Biking - Mohawk River Loop

This always seems to be my bread-and-butter ride, when I don't have the time or inclination to do anything bigger or farther away. It was another sunny day in the 50s, and it begged to be enjoyed.

I started and finished at Schenectady County Community College, at the lower right, riding clockwise. I followed the Mohawk River Bike Path west to its intersection with NY5S, rode that until I reached the NY103 bridge over the Mohawk River at NYS Barge Canal Lock 9, and then picked up NY5 back to the start, passing through downtown Scotia. It's a relatively flat ride of 14.5 miles, with less than 400 feet of total climbing, but the wind is normally a factor in one direction or the other. Today, there was no wind, and I cranked along at a pretty good clip, much faster than the longer slower rides I've been doing lately.

Thursday, April 9, 2009

Biking - Clifton Park to Saratoga

This was almost a carbon copy of our trip a week or two ago, except that the temperatures were significantly warmer. It was almost 50F at 10am when we started, so excess layers were shed in advance and left in the cars. After a leisurely ramble up to Saratoga Spa State Park, and an equally leisurely lunch at a sunny picnic table, we headed back to Clifton Park. By now, the wind had come up, and was gusting strongly from the southwest, mostly in our faces. We found ourselves adding back a layer, then taking them off again after a hill or two warmed us up. We took a slightly different route back through Ballston Spa, stopping at a streamside park there, then finished the 41 miles in heavy afternoon traffic as schools were letting out.

Sunday, April 5, 2009

Biking - Rotterdam to Schoharie Crossing

Today's weather was promising sunny skies, temps near 50, but punishing westerly winds. So we all decided it was a perfect day to head 17 miles west, into the wind, to Schoharie Crossing State Historic Site, following the Mohawk River Bike Path, also known as part of the Erie Canalway Trail. As we left Rotterdam, temps were in the low 40s, there were spits of drizzle, and winds were gusting over 30mph in our faces. This would be a character builder of a ride, or at least the first half would. The ride home, with a tailwind, would seem effortless.

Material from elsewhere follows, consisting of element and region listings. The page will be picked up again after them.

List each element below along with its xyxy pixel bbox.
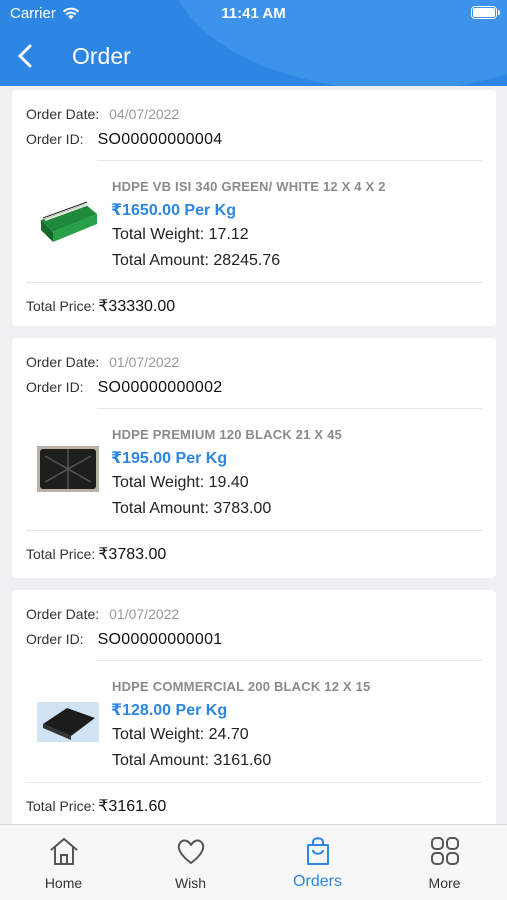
- product-name: HDPE PREMIUM 120 BLACK 21 X 45: [112, 427, 342, 442]
- order-id-label: Order ID:: [26, 631, 84, 647]
- total-price-value: ₹3783.00: [98, 546, 167, 563]
- divider: [26, 782, 482, 783]
- order-date-row: Order Date: 01/07/2022: [26, 354, 179, 370]
- order-id-row: Order ID: SO00000000001: [26, 631, 222, 649]
- total-price-label: Total Price:: [26, 298, 96, 314]
- order-id-value: SO00000000001: [97, 631, 223, 648]
- divider: [97, 160, 482, 161]
- black-tarp-icon: [37, 702, 99, 742]
- total-price-label: Total Price:: [26, 546, 96, 562]
- order-id-row: Order ID: SO00000000004: [26, 131, 222, 149]
- total-price-row: Total Price: ₹33330.00: [26, 296, 175, 316]
- product-price: ₹128.00 Per Kg: [111, 702, 228, 719]
- status-bar: Carrier 11:41 AM: [0, 0, 507, 26]
- total-price-value: ₹3161.60: [98, 798, 167, 815]
- total-amount: Total Amount: 3783.00: [112, 500, 272, 517]
- grid-icon: [431, 837, 459, 865]
- order-date-label: Order Date:: [26, 354, 100, 370]
- status-time: 11:41 AM: [221, 5, 286, 22]
- tab-home[interactable]: Home: [0, 825, 127, 900]
- home-icon: [50, 838, 78, 865]
- order-list[interactable]: Order Date: 04/07/2022 Order ID: SO0000000…: [0, 86, 507, 824]
- order-id-label: Order ID:: [26, 131, 84, 147]
- bottom-tab-bar: Home Wish Orders More: [0, 824, 507, 900]
- total-price-row: Total Price: ₹3783.00: [26, 544, 166, 564]
- order-id-row: Order ID: SO00000000002: [26, 379, 222, 397]
- total-amount: Total Amount: 3161.60: [112, 752, 272, 769]
- tab-more[interactable]: More: [381, 825, 507, 900]
- total-price-label: Total Price:: [26, 798, 96, 814]
- order-date-value: 04/07/2022: [109, 106, 180, 122]
- product-name: HDPE COMMERCIAL 200 BLACK 12 X 15: [112, 679, 371, 694]
- tab-home-label: Home: [44, 875, 83, 891]
- order-id-value: SO00000000004: [97, 131, 223, 148]
- order-id-label: Order ID:: [26, 379, 84, 395]
- tab-orders-label: Orders: [293, 873, 342, 890]
- order-date-row: Order Date: 04/07/2022: [26, 106, 179, 122]
- divider: [26, 530, 482, 531]
- total-amount: Total Amount: 28245.76: [112, 252, 281, 269]
- total-price-value: ₹33330.00: [98, 298, 176, 315]
- divider: [97, 660, 482, 661]
- green-bag-icon: [41, 201, 97, 242]
- divider: [26, 282, 482, 283]
- order-date-value: 01/07/2022: [109, 606, 180, 622]
- product-price: ₹1650.00 Per Kg: [111, 202, 236, 219]
- page-title: Order: [72, 43, 131, 69]
- total-price-row: Total Price: ₹3161.60: [26, 796, 166, 816]
- tab-orders[interactable]: Orders: [254, 825, 381, 900]
- order-card[interactable]: Order Date: 01/07/2022 Order ID: SO0000000…: [12, 338, 496, 578]
- total-weight: Total Weight: 19.40: [112, 474, 249, 491]
- tab-more-label: More: [428, 875, 461, 891]
- divider: [97, 408, 482, 409]
- heart-icon: [177, 839, 205, 864]
- product-name: HDPE VB ISI 340 GREEN/ WHITE 12 X 4 X 2: [112, 179, 386, 194]
- black-sheet-icon: [37, 446, 99, 492]
- order-date-label: Order Date:: [26, 106, 100, 122]
- back-arrow-icon[interactable]: [14, 42, 38, 70]
- order-card[interactable]: Order Date: 01/07/2022 Order ID: SO0000000…: [12, 590, 496, 824]
- order-date-row: Order Date: 01/07/2022: [26, 606, 179, 622]
- product-price: ₹195.00 Per Kg: [111, 450, 228, 467]
- tab-wish-label: Wish: [174, 875, 207, 891]
- total-weight: Total Weight: 17.12: [112, 226, 249, 243]
- shopping-bag-icon: [307, 837, 329, 865]
- total-weight: Total Weight: 24.70: [112, 726, 249, 743]
- order-date-value: 01/07/2022: [109, 354, 180, 370]
- order-date-label: Order Date:: [26, 606, 100, 622]
- app-header: Carrier 11:41 AM Order: [0, 0, 507, 86]
- order-card[interactable]: Order Date: 04/07/2022 Order ID: SO0000000…: [12, 90, 496, 326]
- order-id-value: SO00000000002: [97, 379, 223, 396]
- tab-wish[interactable]: Wish: [127, 825, 254, 900]
- battery-icon: [471, 6, 500, 19]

We battled the wind through Rotterdam Junction, and then along NY5S up the Mohawk Valley, where the wind was really ripping. Once we got to Amsterdam, we were back on the bike path again, and were somewhat more sheltered. Reaching Schoharie Crossing, we headed for Karen's Produce and Ice Cream Stand, which turned out to not yet be open for the season. Seeking a sheltered lunch spot, we next made a beeline for the park's visitor center, which was also closed. Improvising, we unstacked a picnic table and moved it to the downwind side of a small barn, where we had a pleasant lunch. Then the real fun began. Heading back the way we came, the big wind was now behind us, and we struggled no more. Even the mild uphills were easy cruising. By the time we reached the cars, the sun was out, the winds had abated somewhat, and we had covered 35+ miles. Not the best of days for a ride, but this group is hard-core, and we all had a good time.

Thursday, April 2, 2009

Biking - Mohawk River Bike Path

Another ride today with the same Taconic Hiking Club friends. The day started out foggy and cool, but later warmed into the 60s with lots of sun. We started at the old Niskayuna Train Station and headed west, through the city of Schenectady, and ended at the Rotterdam Kiwanis Park, about 16 miles away. We enjoyed lunch there at a sunny picnic table overlooking the river, and then returned via the same route, for just under 33 miles. The bike path is now definitely open for business, and that allows access to a lot of good riding to the west, where the bike path is effectively the only good way to get beyond I-890.